Resilience metrics#
Resilience of water distribution systems refers to the design, maintenance, and operations of that system. All these aspects must work together to limit the effects of disasters and enable rapid return to normal delivery of safe water to customers. Numerous resilience metrics have been suggested [26]. These metrics generally fall into five categories: topographic, hydraulic, water quality, water security, and economic [26]. When quantifying resilience, it is important to understand which metric best defines resilience for a particular scenario. WNTR includes many metrics to help users compare resilience using different methods.
The following sections outline metrics that can be computed using WNTR, including:
Topographic metrics (Table 6)
Hydraulic metrics (Table 7)
Water quality metrics (Table 8)
Water security metrics (Table 9)
Economic metrics (Table 10)
While some metrics define resilience as a single system-wide quantity, other metrics define quantities that are a function of time, space, or both.
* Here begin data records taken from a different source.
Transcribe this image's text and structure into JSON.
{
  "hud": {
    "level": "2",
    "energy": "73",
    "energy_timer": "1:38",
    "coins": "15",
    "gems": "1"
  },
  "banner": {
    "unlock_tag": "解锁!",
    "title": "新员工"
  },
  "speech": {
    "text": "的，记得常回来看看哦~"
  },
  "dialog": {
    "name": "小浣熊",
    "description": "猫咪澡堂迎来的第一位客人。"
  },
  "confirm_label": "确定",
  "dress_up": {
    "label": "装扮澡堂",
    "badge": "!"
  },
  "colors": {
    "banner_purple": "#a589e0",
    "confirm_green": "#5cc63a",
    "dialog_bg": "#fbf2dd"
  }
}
For this reason, state transition plots [3] and network graphics are useful ways to visualize resilience and compare metrics, as shown in Figure 15. In the state transition plot, the x-axis represents time (before, during, and after a disruptive incident). The y-axis represents performance. This can be any time varying resilience metric that responds to the disruptive state. State transition plots are often generated to show time varying performance of the system, but they can also represent the time varying performance of individual components, like tanks or pipes. Network graphics are useful to visualize resilience metrics that vary with respect to location. For metrics that vary with respect to time and space, network animation can be used to illustrate resilience.
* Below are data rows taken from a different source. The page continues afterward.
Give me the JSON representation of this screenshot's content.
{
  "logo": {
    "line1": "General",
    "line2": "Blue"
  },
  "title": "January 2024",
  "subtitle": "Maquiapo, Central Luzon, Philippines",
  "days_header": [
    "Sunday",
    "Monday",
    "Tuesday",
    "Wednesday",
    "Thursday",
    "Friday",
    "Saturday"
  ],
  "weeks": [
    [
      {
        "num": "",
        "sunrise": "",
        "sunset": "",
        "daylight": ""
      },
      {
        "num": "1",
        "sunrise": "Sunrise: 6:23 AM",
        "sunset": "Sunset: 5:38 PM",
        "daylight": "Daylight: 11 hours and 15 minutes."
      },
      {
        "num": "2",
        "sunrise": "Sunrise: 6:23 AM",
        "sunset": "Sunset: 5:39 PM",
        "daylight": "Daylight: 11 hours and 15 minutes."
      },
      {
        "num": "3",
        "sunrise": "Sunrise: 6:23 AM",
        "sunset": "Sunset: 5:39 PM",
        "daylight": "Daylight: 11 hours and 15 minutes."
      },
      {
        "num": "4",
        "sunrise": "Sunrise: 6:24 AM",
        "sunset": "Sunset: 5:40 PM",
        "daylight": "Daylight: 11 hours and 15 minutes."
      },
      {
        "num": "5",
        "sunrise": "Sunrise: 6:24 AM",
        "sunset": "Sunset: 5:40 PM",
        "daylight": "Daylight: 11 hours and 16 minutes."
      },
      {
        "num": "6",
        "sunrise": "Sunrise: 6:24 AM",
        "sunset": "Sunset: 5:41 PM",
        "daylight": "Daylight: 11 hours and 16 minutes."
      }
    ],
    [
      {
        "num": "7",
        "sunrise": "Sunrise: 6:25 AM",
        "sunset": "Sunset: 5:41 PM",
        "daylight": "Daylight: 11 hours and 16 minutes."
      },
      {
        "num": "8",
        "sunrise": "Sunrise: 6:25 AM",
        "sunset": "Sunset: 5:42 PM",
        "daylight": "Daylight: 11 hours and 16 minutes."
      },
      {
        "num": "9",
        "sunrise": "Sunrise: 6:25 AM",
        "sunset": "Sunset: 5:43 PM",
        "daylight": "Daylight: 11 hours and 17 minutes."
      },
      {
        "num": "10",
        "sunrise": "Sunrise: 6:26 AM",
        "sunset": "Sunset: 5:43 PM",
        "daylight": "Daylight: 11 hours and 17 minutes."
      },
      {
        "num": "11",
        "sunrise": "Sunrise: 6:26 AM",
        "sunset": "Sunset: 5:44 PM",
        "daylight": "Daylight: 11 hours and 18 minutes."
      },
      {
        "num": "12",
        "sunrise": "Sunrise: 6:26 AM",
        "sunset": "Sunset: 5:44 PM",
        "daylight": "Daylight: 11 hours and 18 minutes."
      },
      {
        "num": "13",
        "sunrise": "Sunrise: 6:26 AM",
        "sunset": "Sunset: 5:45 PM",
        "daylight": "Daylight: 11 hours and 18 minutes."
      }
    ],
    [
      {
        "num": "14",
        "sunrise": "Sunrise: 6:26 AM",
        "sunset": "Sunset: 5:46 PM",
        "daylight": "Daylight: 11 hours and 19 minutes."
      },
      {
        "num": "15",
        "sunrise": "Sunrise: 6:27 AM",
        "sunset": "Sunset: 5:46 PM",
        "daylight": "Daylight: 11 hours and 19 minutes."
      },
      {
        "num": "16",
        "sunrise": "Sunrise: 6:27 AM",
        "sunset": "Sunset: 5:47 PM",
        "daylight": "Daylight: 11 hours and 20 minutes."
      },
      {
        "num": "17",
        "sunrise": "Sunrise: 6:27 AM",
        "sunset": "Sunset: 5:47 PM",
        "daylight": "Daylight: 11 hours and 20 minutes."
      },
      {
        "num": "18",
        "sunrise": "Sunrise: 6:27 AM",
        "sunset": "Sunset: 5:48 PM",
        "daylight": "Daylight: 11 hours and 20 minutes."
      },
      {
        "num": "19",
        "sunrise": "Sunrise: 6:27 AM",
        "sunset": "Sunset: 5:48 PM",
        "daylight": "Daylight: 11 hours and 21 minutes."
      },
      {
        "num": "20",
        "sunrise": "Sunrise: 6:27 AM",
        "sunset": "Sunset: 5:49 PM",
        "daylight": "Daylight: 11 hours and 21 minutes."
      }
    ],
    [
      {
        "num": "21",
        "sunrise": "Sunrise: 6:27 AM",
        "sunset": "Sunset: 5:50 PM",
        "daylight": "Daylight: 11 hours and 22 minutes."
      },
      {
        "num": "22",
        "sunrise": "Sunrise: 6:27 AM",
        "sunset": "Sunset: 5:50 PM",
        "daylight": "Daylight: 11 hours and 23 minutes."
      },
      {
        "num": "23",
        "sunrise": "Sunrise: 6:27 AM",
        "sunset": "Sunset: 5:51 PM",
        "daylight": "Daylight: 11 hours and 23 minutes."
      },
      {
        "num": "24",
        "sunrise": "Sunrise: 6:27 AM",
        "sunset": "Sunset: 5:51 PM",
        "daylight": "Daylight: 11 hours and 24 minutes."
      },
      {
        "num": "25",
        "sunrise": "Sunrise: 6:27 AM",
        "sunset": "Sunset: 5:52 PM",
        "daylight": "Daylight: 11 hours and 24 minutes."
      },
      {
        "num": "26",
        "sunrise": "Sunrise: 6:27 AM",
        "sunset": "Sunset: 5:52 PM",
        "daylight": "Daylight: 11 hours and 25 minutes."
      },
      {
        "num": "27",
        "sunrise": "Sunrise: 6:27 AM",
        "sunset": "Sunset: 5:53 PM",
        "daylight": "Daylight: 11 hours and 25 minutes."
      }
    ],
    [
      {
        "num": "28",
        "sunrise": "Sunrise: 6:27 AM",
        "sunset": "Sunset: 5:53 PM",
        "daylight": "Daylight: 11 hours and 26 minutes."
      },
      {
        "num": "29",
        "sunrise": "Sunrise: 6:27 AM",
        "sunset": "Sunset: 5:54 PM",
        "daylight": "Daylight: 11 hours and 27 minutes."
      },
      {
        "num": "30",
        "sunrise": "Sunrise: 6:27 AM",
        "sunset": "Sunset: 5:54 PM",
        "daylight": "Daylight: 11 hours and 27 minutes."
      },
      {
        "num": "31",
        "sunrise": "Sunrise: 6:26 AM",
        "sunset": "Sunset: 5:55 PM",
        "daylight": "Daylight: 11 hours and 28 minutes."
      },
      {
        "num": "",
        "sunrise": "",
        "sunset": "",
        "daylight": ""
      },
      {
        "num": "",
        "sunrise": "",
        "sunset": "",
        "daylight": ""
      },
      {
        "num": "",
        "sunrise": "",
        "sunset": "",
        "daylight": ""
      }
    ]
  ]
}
Figure 15 Example state transition plot (left) and network graphic (right) used to visualize resilience.#
Topographic metrics#
Topographic metrics, based on graph theory, can be used to assess the connectivity of water distribution networks. These metrics rely on the physical layout of the network components and can be used to understand how the underlying structure and connectivity constrains resilience. For example, a regular lattice, where each node has the same number of edges (except at the border), is considered to be the most reliable graph structure. On the other hand, a random lattice has nodes and edges that are placed according to a random process. A real world water distribution system probably lies somewhere in between a regular lattice and a random lattice in terms of structure and reliability.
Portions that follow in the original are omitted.